My name is Sangil Lee, and I am currently working at the University of Iowa Carver College of Medicine as a clinical associate professor.
- Tell us how you got started in delirium research.
My passion for clinical research has been with me since I became a physician in 2005, when we started to see several clinical decision rules and prediction models in various healthcare settings. I completed my training as a dual-boarded in family medicine and emergency medicine, including a chief resident in 2013. After graduating from residency, I worked as a full-time clinician and observation unit director at a community hospital from 2013 to 2016. With zero buydowns, I was able to complete a master’s degree in clinical and translational science that gave me a breadth of understanding in statistics, design, and appraisal of clinical research, as well as conducting systematic reviews. I have always intended to integrate my training in family medicine and emergency medicine to discover new evidence in clinical practice.
Since my transition to faculty at the University of Iowa, I have gained an opportunity to collaborate with a multidisciplinary group with a goal to improve the care of older adults. Currently, I am interested in identifying modifiable risk factors for delirium.
- Is there a particular clinical experience, patient, or family member that helped you or got you started in delirium research? OR Is there a clinical or quality problem in delirium that you find compelling?
There remains a significant gap in accurately identifying who is at risk for delirium in the acute care setting, including the emergency department, which is often the place to initiate care of the most complicated older adults. As my endeavors to conduct clinical research progress here at the University of Iowa as a faculty member, I aim to advance my career deeper into the clinical research arena in geriatrics, delirium, and implementation science. In summary, I have gone through a somewhat convoluted training in clinical and translational research that puts me in an ideal position to ultimately advance clinical research in the emergency care of older adults.
- Describe your pilot award research program.
Delirium is a global cerebral dysfunction seen up to 8% to 64% in the acute care setting. The presence of delirium is associated with a prolonged hospital stay, higher likelihood of skilled nursing facility placement, and 2 to 4-fold increase in mortality. Despite the mortality rate being comparable to myocardial infarction, the fluctuating nature of symptoms, uncertainty of baseline cognitive function, and limited diagnostic modality lead to diagnostic dilemma. By clinical gestalt alone, providers miss up to 80% of patients experiencing delirium in upon presentation to the emergency department (ED). Recently several studies have reported the potential benefit of early screening could lead to 22% reduction of in-hospital mortality rate. Because of this, improving strategies of diagnosing delirium are one high-impact way to improve outcomes across a variety of acute care conditions. The availability of prevention and intervention underscores the importance of developing methods to identify patients at risk for delirium that are useful in the context of high-tempo hospital environments, especially when patients require hospitalization. In our institution, older adults (age 65+) on inpatient units are screened by the Delirium Observation Screening Scale (DOSS) twice daily for delirium, and it provides unique access to rich observational data to develop the delirium prediction models. The aim of our study is to develop and validate a machine learning algorithm for measuring risk of subsequent delirium in high-risk patients based on electronic health record data during ED evaluation. We will approach this issue by proposing innovative machine learning and the evaluation of the contemporary models to predict delirium in the hospital from the index ED visit. The rationale for our aim is the importance of identifying the high-risk population, so targeted screening and intervention can be employed to minimize the development of delirium and any complication.
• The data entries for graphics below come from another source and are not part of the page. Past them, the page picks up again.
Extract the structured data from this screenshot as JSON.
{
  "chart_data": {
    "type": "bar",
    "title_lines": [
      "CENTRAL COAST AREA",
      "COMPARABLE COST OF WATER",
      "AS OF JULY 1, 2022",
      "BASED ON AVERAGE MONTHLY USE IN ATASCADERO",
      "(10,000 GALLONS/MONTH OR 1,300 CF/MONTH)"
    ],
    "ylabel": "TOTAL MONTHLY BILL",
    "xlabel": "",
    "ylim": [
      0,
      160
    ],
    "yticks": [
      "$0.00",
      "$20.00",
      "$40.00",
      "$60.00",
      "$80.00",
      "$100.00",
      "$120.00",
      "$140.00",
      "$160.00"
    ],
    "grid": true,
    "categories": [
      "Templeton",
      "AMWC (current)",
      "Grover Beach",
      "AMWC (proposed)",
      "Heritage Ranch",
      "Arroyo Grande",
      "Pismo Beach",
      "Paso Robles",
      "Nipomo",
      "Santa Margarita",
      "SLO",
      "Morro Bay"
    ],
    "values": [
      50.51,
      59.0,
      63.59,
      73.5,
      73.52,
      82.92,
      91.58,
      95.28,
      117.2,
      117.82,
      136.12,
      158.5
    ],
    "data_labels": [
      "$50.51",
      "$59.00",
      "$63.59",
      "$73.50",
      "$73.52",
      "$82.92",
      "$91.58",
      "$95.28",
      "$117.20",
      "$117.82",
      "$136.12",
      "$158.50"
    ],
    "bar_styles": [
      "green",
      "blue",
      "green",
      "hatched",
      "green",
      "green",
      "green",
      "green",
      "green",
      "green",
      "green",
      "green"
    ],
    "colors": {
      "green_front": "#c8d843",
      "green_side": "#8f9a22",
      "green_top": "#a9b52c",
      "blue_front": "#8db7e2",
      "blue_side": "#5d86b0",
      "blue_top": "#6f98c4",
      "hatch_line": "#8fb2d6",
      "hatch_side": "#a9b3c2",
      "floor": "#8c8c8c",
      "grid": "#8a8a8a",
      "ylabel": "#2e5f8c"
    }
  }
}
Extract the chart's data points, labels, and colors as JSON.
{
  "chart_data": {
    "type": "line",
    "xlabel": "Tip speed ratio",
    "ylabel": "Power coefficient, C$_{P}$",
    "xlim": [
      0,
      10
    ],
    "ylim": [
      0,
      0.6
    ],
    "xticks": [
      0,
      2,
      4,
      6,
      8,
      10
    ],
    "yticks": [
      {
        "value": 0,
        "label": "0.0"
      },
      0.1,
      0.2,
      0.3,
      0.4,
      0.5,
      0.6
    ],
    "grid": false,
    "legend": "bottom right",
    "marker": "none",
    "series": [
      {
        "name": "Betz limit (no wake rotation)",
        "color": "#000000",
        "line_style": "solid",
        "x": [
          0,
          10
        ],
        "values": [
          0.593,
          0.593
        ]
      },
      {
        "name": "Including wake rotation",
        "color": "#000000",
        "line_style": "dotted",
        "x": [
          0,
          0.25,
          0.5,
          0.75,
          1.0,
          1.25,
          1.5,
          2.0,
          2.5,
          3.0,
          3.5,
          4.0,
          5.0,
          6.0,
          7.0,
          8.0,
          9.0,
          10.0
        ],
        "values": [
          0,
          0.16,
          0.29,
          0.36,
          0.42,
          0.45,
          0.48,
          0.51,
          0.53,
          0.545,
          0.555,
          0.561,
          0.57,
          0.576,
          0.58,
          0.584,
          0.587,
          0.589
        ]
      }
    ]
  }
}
- What parts of NIDUS have been most helpful to you so far? What are you planning to use in the future from NIDUS? What would you tell others who are considering NIDUS resources?
Having a pilot grant from NIDUS helped me to start my career as a clinician-investigator. This is an important recognition from the delirium and aging research community. Also, NIDUS has a large network of established delirium researchers who welcome new investigators to collaborate. These are powerful tools and networks to expand whoever is conducting research in delirium to improve the quality of research, refine the grant, and enhance the clinical practice. I am planning to continue delirium research to improve the care of older adults in the emergency department.